Я не знал, что ты выйдешь в бой "человеком-торпедой", но эти строки сразили меня. По моим дневникам, твоё письмо пришло 27 июня — слова прощанья навеки, слова завещания, словно ты уже пал в битве, — и в нашем доме вознеслась молчаливая молитва. Ещё в моих записях сказано, что я в то время тайно подозревал у себя туберкулёз кишечника (меня без конца мучил понос) и уж никак не думал о долгих годах жизни.

После трагических событий 25 мая[102]мы эвакуировались в горы. Продовольственный паёк был скудный, рыба и овощи в него не входили, и, спасаясь от голодной смерти, мы собирали дикие травы, а они вызывали жестокое расстройство желудка.

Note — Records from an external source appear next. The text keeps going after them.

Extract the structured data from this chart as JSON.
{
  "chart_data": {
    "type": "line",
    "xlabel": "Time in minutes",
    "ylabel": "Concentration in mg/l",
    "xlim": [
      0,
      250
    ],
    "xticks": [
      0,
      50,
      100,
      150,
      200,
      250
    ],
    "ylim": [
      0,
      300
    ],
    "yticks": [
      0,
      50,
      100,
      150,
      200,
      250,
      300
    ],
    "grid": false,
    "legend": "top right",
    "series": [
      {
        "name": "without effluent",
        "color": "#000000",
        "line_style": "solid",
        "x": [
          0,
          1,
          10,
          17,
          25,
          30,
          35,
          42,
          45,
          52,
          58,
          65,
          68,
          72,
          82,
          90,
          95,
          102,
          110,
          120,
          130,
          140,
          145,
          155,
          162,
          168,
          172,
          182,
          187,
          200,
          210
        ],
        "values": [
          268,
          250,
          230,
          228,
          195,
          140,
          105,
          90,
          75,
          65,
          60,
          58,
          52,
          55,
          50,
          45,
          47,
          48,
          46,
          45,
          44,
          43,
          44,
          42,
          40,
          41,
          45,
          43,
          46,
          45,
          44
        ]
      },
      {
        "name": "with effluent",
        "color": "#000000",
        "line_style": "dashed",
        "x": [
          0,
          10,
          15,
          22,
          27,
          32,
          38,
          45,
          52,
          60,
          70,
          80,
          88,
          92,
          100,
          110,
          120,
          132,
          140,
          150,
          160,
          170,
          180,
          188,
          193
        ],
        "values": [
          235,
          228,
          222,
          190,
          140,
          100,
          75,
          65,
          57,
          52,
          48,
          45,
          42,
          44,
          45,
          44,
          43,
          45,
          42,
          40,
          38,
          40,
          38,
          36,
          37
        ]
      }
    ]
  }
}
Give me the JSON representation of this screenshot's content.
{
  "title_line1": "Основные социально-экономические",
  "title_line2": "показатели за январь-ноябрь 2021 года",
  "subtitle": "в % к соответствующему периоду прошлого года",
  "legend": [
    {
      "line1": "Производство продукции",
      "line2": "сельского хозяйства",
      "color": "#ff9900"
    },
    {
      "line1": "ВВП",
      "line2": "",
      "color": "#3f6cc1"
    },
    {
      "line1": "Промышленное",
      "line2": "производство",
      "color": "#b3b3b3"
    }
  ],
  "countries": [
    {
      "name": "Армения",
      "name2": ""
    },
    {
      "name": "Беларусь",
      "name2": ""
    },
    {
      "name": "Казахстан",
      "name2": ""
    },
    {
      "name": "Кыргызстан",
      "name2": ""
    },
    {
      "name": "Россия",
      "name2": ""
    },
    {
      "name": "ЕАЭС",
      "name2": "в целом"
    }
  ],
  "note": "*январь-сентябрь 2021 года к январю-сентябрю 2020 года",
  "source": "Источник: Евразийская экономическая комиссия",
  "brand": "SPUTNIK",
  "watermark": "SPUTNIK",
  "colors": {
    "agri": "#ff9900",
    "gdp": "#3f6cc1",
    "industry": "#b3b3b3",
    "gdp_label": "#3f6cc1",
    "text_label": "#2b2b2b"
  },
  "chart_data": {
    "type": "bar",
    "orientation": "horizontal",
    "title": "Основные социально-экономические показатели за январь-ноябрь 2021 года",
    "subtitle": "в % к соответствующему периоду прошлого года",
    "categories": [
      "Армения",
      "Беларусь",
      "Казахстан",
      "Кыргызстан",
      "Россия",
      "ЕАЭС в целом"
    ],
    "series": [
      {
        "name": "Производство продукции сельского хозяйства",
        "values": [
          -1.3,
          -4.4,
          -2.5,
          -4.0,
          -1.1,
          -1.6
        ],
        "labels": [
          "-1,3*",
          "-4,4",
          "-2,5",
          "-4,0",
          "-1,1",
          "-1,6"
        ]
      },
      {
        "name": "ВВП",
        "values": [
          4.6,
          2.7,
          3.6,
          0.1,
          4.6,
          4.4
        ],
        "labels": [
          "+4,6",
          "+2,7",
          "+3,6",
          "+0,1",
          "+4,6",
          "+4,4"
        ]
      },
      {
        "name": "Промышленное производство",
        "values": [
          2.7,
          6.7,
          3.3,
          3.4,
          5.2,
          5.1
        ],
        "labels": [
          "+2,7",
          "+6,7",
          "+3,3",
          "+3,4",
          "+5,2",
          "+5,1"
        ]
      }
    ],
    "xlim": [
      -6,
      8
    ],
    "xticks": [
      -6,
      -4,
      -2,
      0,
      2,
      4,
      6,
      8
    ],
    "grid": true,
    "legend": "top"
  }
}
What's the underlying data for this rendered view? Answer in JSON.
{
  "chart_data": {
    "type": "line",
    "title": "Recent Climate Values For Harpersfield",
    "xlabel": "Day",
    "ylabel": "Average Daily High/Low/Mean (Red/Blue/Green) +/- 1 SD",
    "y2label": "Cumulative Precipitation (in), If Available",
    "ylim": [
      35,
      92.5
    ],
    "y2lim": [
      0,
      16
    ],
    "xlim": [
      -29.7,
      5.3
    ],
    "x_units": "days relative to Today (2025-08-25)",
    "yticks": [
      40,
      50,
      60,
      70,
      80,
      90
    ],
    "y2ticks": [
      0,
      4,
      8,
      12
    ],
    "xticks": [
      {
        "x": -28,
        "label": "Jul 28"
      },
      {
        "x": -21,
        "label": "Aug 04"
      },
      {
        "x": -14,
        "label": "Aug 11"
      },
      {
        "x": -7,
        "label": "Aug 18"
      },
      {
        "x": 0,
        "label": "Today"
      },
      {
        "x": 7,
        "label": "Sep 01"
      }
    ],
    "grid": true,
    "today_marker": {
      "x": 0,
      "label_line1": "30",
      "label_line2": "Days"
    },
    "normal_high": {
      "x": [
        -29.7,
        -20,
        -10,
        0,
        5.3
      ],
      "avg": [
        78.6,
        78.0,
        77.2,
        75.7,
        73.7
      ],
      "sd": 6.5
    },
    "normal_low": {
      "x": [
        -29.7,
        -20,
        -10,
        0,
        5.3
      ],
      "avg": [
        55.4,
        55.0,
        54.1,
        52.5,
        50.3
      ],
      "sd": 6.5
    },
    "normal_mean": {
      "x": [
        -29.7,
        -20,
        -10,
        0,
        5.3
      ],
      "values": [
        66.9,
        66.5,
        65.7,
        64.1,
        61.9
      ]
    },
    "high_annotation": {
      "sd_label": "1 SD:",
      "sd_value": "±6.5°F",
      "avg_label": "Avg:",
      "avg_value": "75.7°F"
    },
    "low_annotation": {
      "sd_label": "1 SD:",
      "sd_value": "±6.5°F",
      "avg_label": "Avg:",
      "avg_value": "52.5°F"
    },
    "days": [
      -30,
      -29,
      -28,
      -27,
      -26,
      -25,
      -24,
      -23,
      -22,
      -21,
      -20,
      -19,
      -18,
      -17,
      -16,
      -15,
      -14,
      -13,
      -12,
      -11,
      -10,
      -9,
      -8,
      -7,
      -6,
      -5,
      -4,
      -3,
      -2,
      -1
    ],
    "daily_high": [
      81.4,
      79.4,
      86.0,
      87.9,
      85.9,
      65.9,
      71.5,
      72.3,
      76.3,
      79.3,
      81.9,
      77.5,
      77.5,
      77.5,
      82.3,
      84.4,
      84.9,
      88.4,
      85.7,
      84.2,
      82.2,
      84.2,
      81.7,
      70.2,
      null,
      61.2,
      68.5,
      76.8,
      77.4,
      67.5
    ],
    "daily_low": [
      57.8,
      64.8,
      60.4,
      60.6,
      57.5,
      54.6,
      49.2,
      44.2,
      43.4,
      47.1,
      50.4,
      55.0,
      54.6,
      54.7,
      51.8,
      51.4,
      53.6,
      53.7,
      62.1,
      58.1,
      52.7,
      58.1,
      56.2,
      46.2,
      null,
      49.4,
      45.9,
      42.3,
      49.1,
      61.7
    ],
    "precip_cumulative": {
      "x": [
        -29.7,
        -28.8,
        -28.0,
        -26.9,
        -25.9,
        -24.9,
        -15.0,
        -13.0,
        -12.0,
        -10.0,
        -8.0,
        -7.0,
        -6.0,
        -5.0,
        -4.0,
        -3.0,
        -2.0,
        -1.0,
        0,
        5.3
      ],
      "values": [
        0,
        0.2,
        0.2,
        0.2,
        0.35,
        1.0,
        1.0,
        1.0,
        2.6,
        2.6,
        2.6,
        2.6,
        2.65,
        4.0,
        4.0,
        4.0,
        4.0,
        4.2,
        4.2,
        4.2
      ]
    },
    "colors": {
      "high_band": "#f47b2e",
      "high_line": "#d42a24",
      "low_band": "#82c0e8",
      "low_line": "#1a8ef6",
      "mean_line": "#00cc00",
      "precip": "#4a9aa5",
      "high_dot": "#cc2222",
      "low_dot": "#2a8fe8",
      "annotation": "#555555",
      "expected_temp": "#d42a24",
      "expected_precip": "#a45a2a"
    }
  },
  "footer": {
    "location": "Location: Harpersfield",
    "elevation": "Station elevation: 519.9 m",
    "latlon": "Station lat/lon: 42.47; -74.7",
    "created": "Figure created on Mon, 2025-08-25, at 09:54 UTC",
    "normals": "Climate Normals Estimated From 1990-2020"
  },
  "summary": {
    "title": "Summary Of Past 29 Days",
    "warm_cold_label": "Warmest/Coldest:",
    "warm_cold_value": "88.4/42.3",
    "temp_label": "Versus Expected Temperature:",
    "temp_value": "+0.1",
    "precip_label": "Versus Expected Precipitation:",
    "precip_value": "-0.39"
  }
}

На новом месте мы сразу же принялись осваивать землю, но овощи на плоскогорье вызревают поздно, а из здешних крестьян никто не откликнулся на наши просьбы поделиться чем-нибудь съестным. Про чёрный рынок мы ещё не знали, так что добывали себе пропитание, собирая молодые побеги жимолости, осота — всего, что годилось в пищу, а поскольку обычно малолюдные деревни вдруг в одночасье оказались забиты беженцами, съедобная растительность на окрестных склонах быстро исчезла.